Battle for market share
The OPEC made a historic policy shift in November - led by Saudi Arabia and supported by its Gulf allies - by refusing to cut production to prop up prices in a bid to defend market share. The group reconfirmed the strategy at a meeting in June.
OPEC does not meet again until December 4. OPEC delegates say it is unlikely that OPEC will reverse its policy and cut production then, preferring to wait until after December to assess the impact of additional oil from Iran on the market.
“No cut. This year for sure not,” said a third Gulf delegate, adding that it was too early to make a sound judgement on how soon can Iran raise its oil flows.
Tehran is keen to recover market share lost under the sanctions that slashed its oil exports to just one million bpd from 2.5 million bpd in 2012.
But it is likely to face stiff competition for its main Asian markets from fellow OPEC members such as Saudi Arabia, Kuwait and Iraq.
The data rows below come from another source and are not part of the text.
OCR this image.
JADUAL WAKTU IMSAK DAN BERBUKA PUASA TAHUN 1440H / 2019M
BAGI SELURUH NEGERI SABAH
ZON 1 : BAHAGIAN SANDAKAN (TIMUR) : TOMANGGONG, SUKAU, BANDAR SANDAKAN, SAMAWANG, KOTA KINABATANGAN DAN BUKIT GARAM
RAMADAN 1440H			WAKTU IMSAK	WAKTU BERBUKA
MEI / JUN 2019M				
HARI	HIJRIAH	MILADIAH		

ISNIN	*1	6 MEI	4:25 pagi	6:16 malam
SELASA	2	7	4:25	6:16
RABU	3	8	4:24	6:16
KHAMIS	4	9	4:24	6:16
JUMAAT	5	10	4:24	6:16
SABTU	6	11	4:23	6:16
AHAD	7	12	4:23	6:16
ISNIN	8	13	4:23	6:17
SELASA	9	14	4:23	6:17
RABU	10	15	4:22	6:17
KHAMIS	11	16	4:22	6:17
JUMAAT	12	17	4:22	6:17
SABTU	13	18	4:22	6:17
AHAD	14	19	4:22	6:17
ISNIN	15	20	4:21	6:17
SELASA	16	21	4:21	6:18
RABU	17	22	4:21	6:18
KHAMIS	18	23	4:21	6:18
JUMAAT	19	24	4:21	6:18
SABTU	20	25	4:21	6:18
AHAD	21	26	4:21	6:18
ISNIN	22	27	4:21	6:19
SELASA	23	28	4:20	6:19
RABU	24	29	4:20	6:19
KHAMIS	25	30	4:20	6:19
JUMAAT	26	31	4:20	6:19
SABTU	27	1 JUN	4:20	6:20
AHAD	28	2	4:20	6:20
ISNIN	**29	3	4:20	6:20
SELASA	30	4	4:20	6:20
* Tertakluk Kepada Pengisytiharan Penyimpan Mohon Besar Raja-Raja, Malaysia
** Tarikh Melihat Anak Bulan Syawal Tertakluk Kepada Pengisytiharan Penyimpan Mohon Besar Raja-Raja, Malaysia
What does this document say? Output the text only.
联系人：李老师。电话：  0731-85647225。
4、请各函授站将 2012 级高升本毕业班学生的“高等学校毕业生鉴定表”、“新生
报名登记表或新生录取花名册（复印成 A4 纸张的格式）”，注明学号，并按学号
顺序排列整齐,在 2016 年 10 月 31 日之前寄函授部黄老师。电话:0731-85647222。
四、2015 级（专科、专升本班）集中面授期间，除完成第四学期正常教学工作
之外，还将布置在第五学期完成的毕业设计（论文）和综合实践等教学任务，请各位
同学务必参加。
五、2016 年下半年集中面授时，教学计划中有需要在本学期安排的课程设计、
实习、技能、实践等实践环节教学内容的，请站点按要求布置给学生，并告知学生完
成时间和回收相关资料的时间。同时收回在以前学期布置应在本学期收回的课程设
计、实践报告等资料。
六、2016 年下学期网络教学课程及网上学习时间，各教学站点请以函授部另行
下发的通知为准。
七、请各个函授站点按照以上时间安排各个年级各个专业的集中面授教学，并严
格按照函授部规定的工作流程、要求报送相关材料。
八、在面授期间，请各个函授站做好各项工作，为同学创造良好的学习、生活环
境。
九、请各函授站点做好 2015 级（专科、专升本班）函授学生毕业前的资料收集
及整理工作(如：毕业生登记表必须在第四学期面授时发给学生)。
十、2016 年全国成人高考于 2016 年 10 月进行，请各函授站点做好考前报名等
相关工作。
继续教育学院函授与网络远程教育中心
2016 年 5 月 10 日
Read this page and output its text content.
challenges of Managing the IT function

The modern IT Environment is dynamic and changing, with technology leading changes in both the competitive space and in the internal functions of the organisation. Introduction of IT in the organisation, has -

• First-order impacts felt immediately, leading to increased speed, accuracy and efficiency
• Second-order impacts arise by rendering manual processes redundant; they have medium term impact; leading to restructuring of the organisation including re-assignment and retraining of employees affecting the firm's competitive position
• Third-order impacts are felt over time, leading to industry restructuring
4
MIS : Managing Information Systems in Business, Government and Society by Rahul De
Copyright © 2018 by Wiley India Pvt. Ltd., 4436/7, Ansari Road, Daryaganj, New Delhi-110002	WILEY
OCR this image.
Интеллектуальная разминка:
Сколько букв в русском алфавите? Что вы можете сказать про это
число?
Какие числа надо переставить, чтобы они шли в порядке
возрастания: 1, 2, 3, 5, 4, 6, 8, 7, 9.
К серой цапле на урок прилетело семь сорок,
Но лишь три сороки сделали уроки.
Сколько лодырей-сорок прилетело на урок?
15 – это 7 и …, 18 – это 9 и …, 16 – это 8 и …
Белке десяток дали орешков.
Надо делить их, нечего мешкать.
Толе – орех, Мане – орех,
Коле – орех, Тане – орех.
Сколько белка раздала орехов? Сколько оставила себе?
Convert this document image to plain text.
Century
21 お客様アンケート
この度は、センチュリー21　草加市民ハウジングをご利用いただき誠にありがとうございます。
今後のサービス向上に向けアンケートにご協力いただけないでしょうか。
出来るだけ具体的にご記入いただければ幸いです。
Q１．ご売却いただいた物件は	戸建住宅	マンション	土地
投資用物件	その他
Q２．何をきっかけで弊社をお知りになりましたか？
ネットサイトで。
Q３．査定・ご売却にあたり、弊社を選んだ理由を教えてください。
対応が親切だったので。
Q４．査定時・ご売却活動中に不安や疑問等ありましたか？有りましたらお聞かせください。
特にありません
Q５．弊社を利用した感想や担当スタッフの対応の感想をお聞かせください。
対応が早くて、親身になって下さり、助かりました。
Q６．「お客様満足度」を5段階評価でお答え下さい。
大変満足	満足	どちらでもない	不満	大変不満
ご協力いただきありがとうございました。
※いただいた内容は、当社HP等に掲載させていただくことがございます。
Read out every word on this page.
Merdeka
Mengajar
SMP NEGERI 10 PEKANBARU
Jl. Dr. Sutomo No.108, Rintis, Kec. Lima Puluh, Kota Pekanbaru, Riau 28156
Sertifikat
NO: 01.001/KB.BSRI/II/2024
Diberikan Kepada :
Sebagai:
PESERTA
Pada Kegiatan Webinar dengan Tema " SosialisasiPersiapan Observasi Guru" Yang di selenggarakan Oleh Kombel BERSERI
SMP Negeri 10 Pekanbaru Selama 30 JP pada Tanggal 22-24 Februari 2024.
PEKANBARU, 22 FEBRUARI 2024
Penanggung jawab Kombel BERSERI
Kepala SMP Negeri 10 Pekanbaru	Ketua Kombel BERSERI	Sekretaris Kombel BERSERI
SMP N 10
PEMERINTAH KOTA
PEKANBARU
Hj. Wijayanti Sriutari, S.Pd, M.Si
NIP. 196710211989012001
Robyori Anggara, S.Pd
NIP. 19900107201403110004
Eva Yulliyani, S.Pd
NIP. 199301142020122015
Aggressive marketing by the Middle East producers to win Asian buyers is likely to intensify and oil prices will fall further as more Iranian crude starts to flow, making Tehran’s battle for market share tougher.
“I think there is a considerable risk of a price war. It is hard to imagine that Saudi Arabia would surrender market share to its arch enemy,” said Fritsch.
“Iran will be stronger in defending its market share,” said a fourth OPEC delegate, who forecast that prices would not exceed the US $ 50 to US $ 60 range next year.